Vancouver Island Tribe Ceremonial Dance Mask, circa, 1900.

Native American dance masks served many purposes for the indigenous peoples who inhabited the Vancouver Island and Pacific Northwest regions. Each mask was unique to the dancer as well as the tribe. It could represent a transition within the council, the birth of a child, the death of an elder; they were also used as a social status symbol within each tribe. Depending on the type of material that made up each mask, this was an accurate sign of the position of the dancer among the people. Special masks were created for the chiefs of each tribe; in many cases, these masks were exchanged with other chiefs of other tribes to preserve peace and prosperity for all the peoples of the lands. Because of their powerful status as a chief, their mask was usually that of an eagle head, which symbolized authority and strength and wisdom. Most of the masks were made from wood, leaves, fur, straw, and animal hide (in some rare cases, when it was accessible, leather was used). 
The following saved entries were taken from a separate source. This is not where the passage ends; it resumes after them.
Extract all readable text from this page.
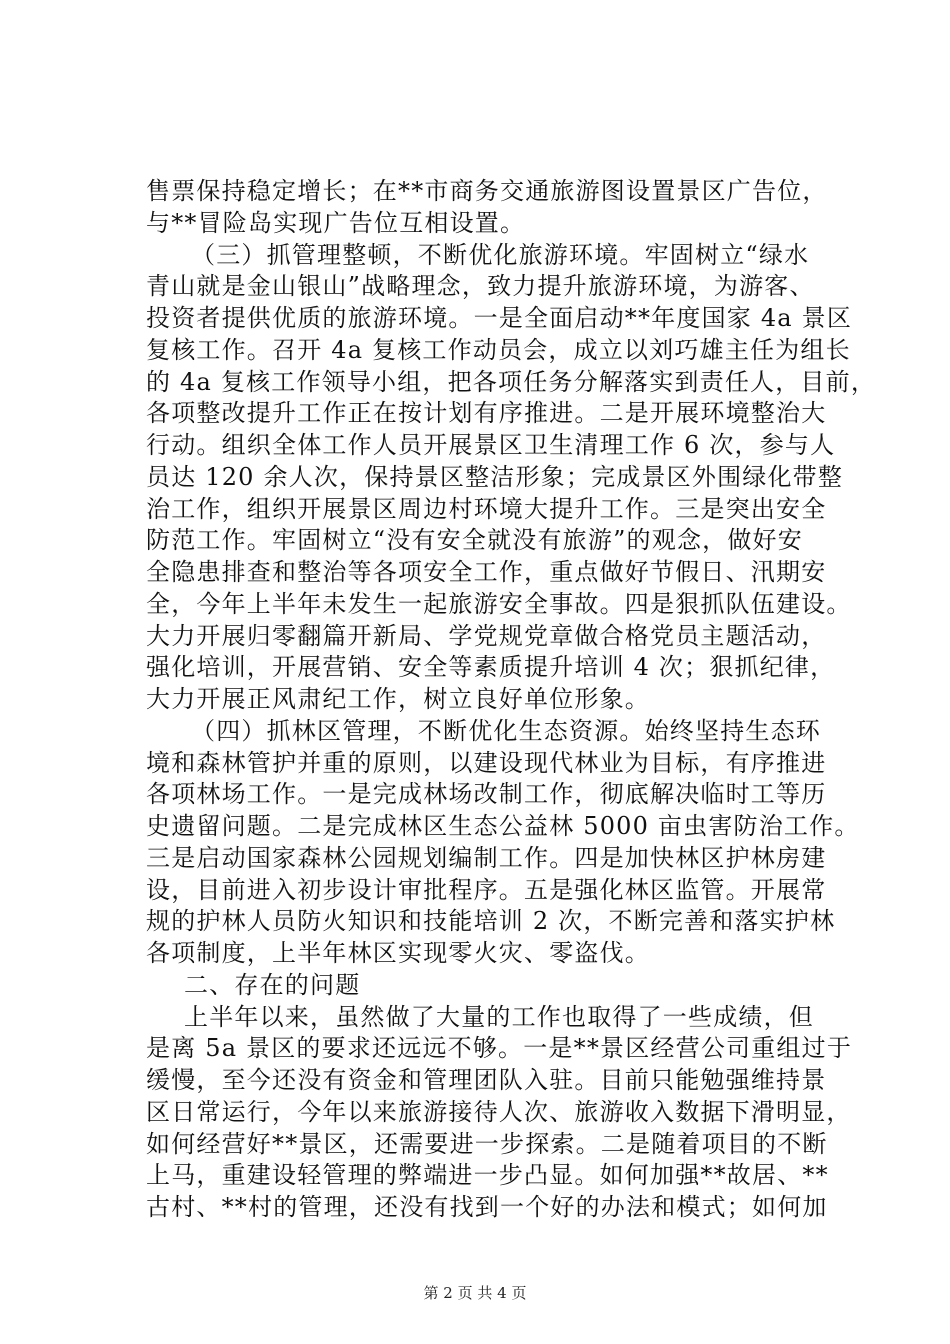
售票保持稳定增长；在**市商务交通旅游图设置景区广告位，
与**冒险岛实现广告位互相设置。
（三）抓管理整顿，不断优化旅游环境。牢固树立“绿水
青山就是金山银山”战略理念，致力提升旅游环境，为游客、
投资者提供优质的旅游环境。一是全面启动**年度国家 4a 景区
复核工作。召开 4a 复核工作动员会，成立以刘巧雄主任为组长
的 4a 复核工作领导小组，把各项任务分解落实到责任人，目前，
各项整改提升工作正在按计划有序推进。二是开展环境整治大
行动。组织全体工作人员开展景区卫生清理工作 6 次，参与人
员达 120 余人次，保持景区整洁形象；完成景区外围绿化带整
治工作，组织开展景区周边村环境大提升工作。三是突出安全
防范工作。牢固树立“没有安全就没有旅游”的观念，做好安
全隐患排查和整治等各项安全工作，重点做好节假日、汛期安
全，今年上半年未发生一起旅游安全事故。四是狠抓队伍建设。
大力开展归零翻篇开新局、学党规党章做合格党员主题活动，
强化培训，开展营销、安全等素质提升培训 4 次；狠抓纪律，
大力开展正风肃纪工作，树立良好单位形象。
（四）抓林区管理，不断优化生态资源。始终坚持生态环
境和森林管护并重的原则，以建设现代林业为目标，有序推进
各项林场工作。一是完成林场改制工作，彻底解决临时工等历
史遗留问题。二是完成林区生态公益林 5000 亩虫害防治工作。
三是启动国家森林公园规划编制工作。四是加快林区护林房建
设，目前进入初步设计审批程序。五是强化林区监管。开展常
规的护林人员防火知识和技能培训 2 次，不断完善和落实护林
各项制度，上半年林区实现零火灾、零盗伐。
二、存在的问题
上半年以来，虽然做了大量的工作也取得了一些成绩，但
是离 5a 景区的要求还远远不够。一是**景区经营公司重组过于
缓慢，至今还没有资金和管理团队入驻。目前只能勉强维持景
区日常运行，今年以来旅游接待人次、旅游收入数据下滑明显，
如何经营好**景区，还需要进一步探索。二是随着项目的不断
上马，重建设轻管理的弊端进一步凸显。如何加强**故居、**
古村、**村的管理，还没有找到一个好的办法和模式；如何加
第 2 页 共 4 页
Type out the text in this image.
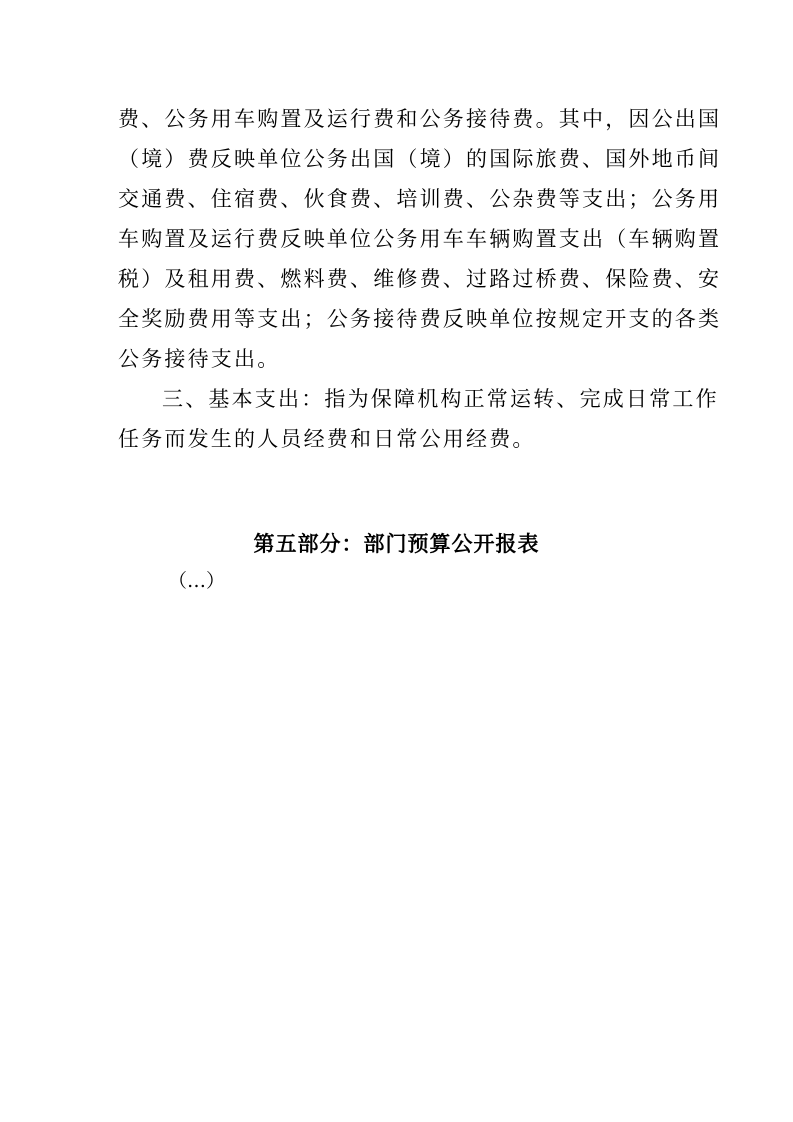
费、公务用车购置及运行费和公务接待费。其中，因公出国
（境）费反映单位公务出国（境）的国际旅费、国外地币间
交通费、住宿费、伙食费、培训费、公杂费等支出；公务用
车购置及运行费反映单位公务用车车辆购置支出（车辆购置
税）及租用费、燃料费、维修费、过路过桥费、保险费、安
全奖励费用等支出；公务接待费反映单位按规定开支的各类
公务接待支出。
三、基本支出：指为保障机构正常运转、完成日常工作
任务而发生的人员经费和日常公用经费。
第五部分：部门预算公开报表
（…）
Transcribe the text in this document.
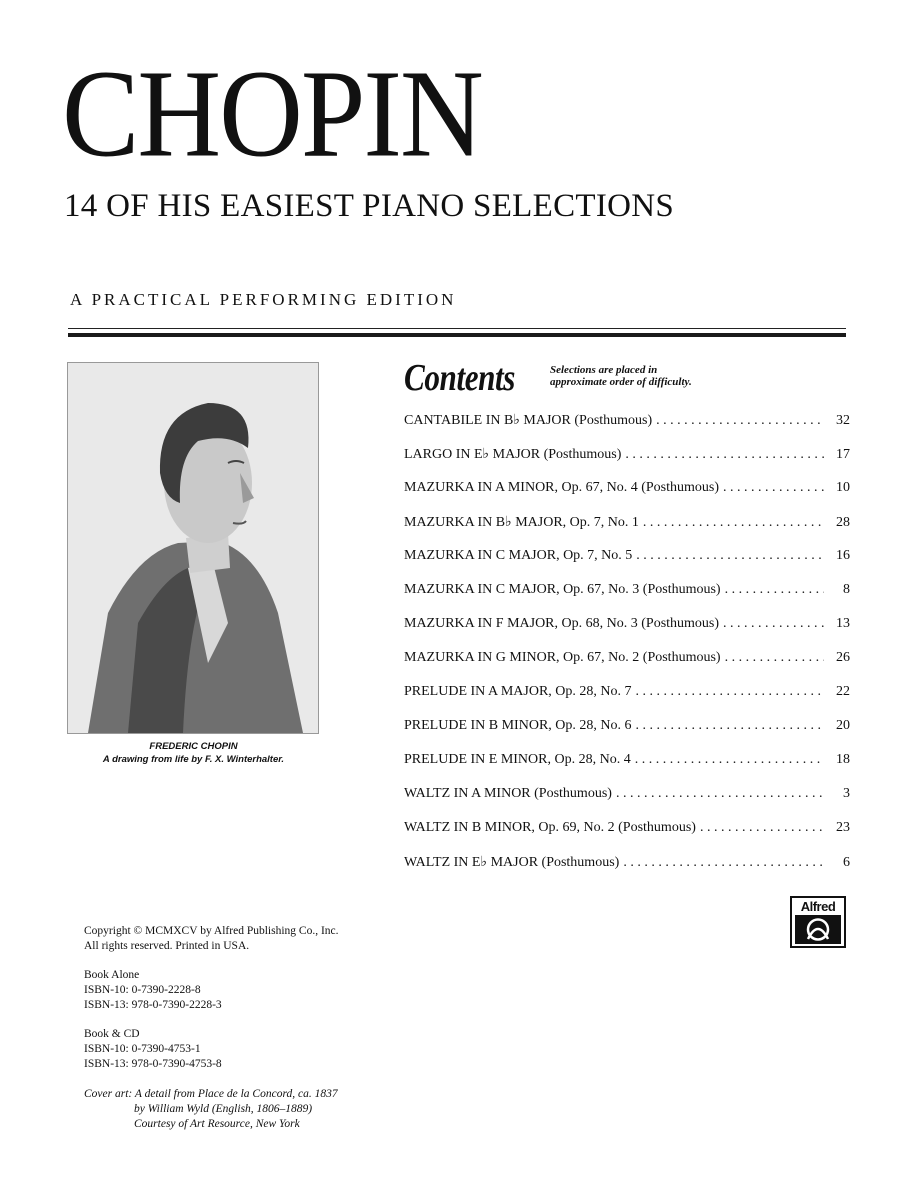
CHOPIN
14 OF HIS EASIEST PIANO SELECTIONS
A PRACTICAL PERFORMING EDITION
FREDERIC CHOPIN
A drawing from life by F. X. Winterhalter.
Contents	Selections are placed in
approximate order of difficulty.
CANTABILE IN B♭ MAJOR (Posthumous) . . .	32
LARGO IN E♭ MAJOR (Posthumous) . . .	17
MAZURKA IN A MINOR, Op. 67, No. 4 (Posthumous) . . .	10
MAZURKA IN B♭ MAJOR, Op. 7, No. 1 . . .	28
MAZURKA IN C MAJOR, Op. 7, No. 5 . . .	16
MAZURKA IN C MAJOR, Op. 67, No. 3 (Posthumous) . . .	8
MAZURKA IN F MAJOR, Op. 68, No. 3 (Posthumous) . . .	13
MAZURKA IN G MINOR, Op. 67, No. 2 (Posthumous) . . .	26
PRELUDE IN A MAJOR, Op. 28, No. 7 . . .	22
PRELUDE IN B MINOR, Op. 28, No. 6 . . .	20
PRELUDE IN E MINOR, Op. 28, No. 4 . . .	18
WALTZ IN A MINOR (Posthumous) . . .	3
WALTZ IN B MINOR, Op. 69, No. 2 (Posthumous) . . .	23
WALTZ IN E♭ MAJOR (Posthumous) . . .	6
Alfred
Copyright © MCMXCV by Alfred Publishing Co., Inc.
All rights reserved. Printed in USA.
Book Alone
ISBN-10: 0-7390-2228-8
ISBN-13: 978-0-7390-2228-3
Book & CD
ISBN-10: 0-7390-4753-1
ISBN-13: 978-0-7390-4753-8
Cover art: A detail from Place de la Concord, ca. 1837
by William Wyld (English, 1806–1889)
Courtesy of Art Resource, New York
These masks can represent the following:

Characteristic

Portrait

Status

Spirit

Animal (In some cases, the animals represented direct descendants of the tribe.)

 

Masks could be:

Single-made from a single piece of wood.

Mechanical-have moving parts like eyes that open and shut.

Transformational-when closed one mask could reveal another.

 

Colors of the mask:

Red-symbolizing happiness and faith.

Yellow and Orange-symbolizing intellect.

Black-symbolizing victory and success.

White-symbolizing light and purity.

Blue-symbolizing intuition and wisdom.

However, it should be noted that dance masks were not just limited to First Nations people. Among the Hopi and Pueblo tribes, masks were a sacred part of worship and dance ritual as well. They create masks that reveal their devotion to the ‘Kachinas’ a spirit being that dwells among the people during the first half of the new year and brings about protection and prosperity within the tribes. (A more famous representation are the infamous Kachina Dolls made by The Hopi.)

Among the Iroquois and Algonquin tribes of the Northeastern United States, they are called ‘False-Face’ masks. These types of masks were used in healing rituals invoking the spirit of an old hunchbacked man by offering him corn mush. The man who is assigned to create the mask is believed to be guided by this ugly looking spirit to find the right wood in the forest to serve his purpose; the mask, however, is carved right out of a living tree, thereby having a living manifestation of a living being. When the mask is not worn, it is treated as a living person, even as far as having its own room in the house.